As we discuss in our book, A Smoker’s Guide to Health and Fitness, there is a prevalent myth that smoking helps reduce stress and anxiety. Indeed, some smokers use this erroneous belief to rationalize cigarette use, without realizing that, for one thing, the anxiety that’s supposedly being relieved by smoking stems from withdrawal symptoms; in between cigarettes withdrawal can cause much anxiety, stress and irritability in the smoker, who needs a cigarette to ease those symptoms.

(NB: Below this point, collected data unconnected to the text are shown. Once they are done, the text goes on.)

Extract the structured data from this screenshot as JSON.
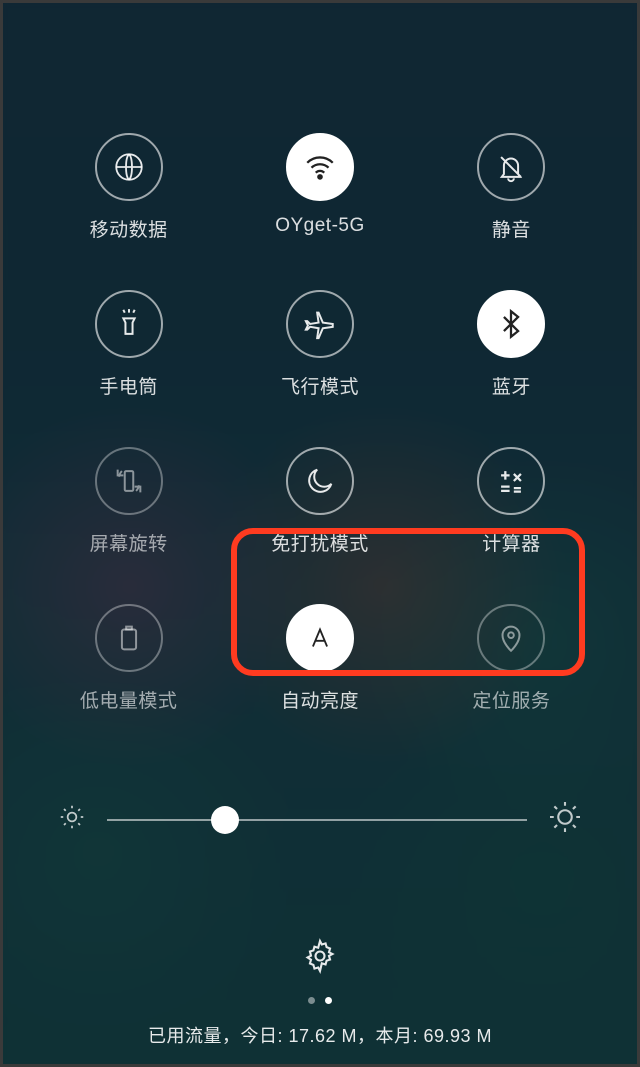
{
  "tiles": [
    {
      "id": "mobile-data",
      "label": "移动数据",
      "active": false,
      "dim": false
    },
    {
      "id": "wifi",
      "label": "OYget-5G",
      "active": true,
      "dim": false
    },
    {
      "id": "mute",
      "label": "静音",
      "active": false,
      "dim": false
    },
    {
      "id": "flashlight",
      "label": "手电筒",
      "active": false,
      "dim": false
    },
    {
      "id": "airplane",
      "label": "飞行模式",
      "active": false,
      "dim": false
    },
    {
      "id": "bluetooth",
      "label": "蓝牙",
      "active": true,
      "dim": false
    },
    {
      "id": "rotation",
      "label": "屏幕旋转",
      "active": false,
      "dim": true
    },
    {
      "id": "dnd",
      "label": "免打扰模式",
      "active": false,
      "dim": false
    },
    {
      "id": "calculator",
      "label": "计算器",
      "active": false,
      "dim": false
    },
    {
      "id": "low-power",
      "label": "低电量模式",
      "active": false,
      "dim": true
    },
    {
      "id": "auto-brightness",
      "label": "自动亮度",
      "active": true,
      "dim": false
    },
    {
      "id": "location",
      "label": "定位服务",
      "active": false,
      "dim": true
    }
  ],
  "brightness": {
    "percent": 28
  },
  "pager": {
    "pages": 2,
    "current": 1
  },
  "status_bar": "已用流量，今日: 17.62 M，本月: 69.93 M",
  "highlight": {
    "tile_ids": [
      "auto-brightness",
      "location"
    ]
  }
}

A recent study published in the British Journal of Psychiatry followed the anxiety levels in smokers who had quit smoking. At 6 months from when they quit, those who had stayed off of cigarettes showed a marked decline from their baseline anxiety levels while those who had relapsed and were once again smoking actually had an INCREASE in their anxiety levels.
Even more interesting was that the largest increase in anxiety levels occurred in those who classified themselves as having a psychiatric disorder and in those who stated that the main reason that they were smoking is to relieve stress. Conversely, the largest decrease in anxiety levels occurred in the same groups.
So if you currently smoke and do not want to quit because you feel that it’s helping you cope with life’s stresses, know that the exact opposite is true. Quitting smoking, in addition to improving your physical well-being, will improve your mental health as well.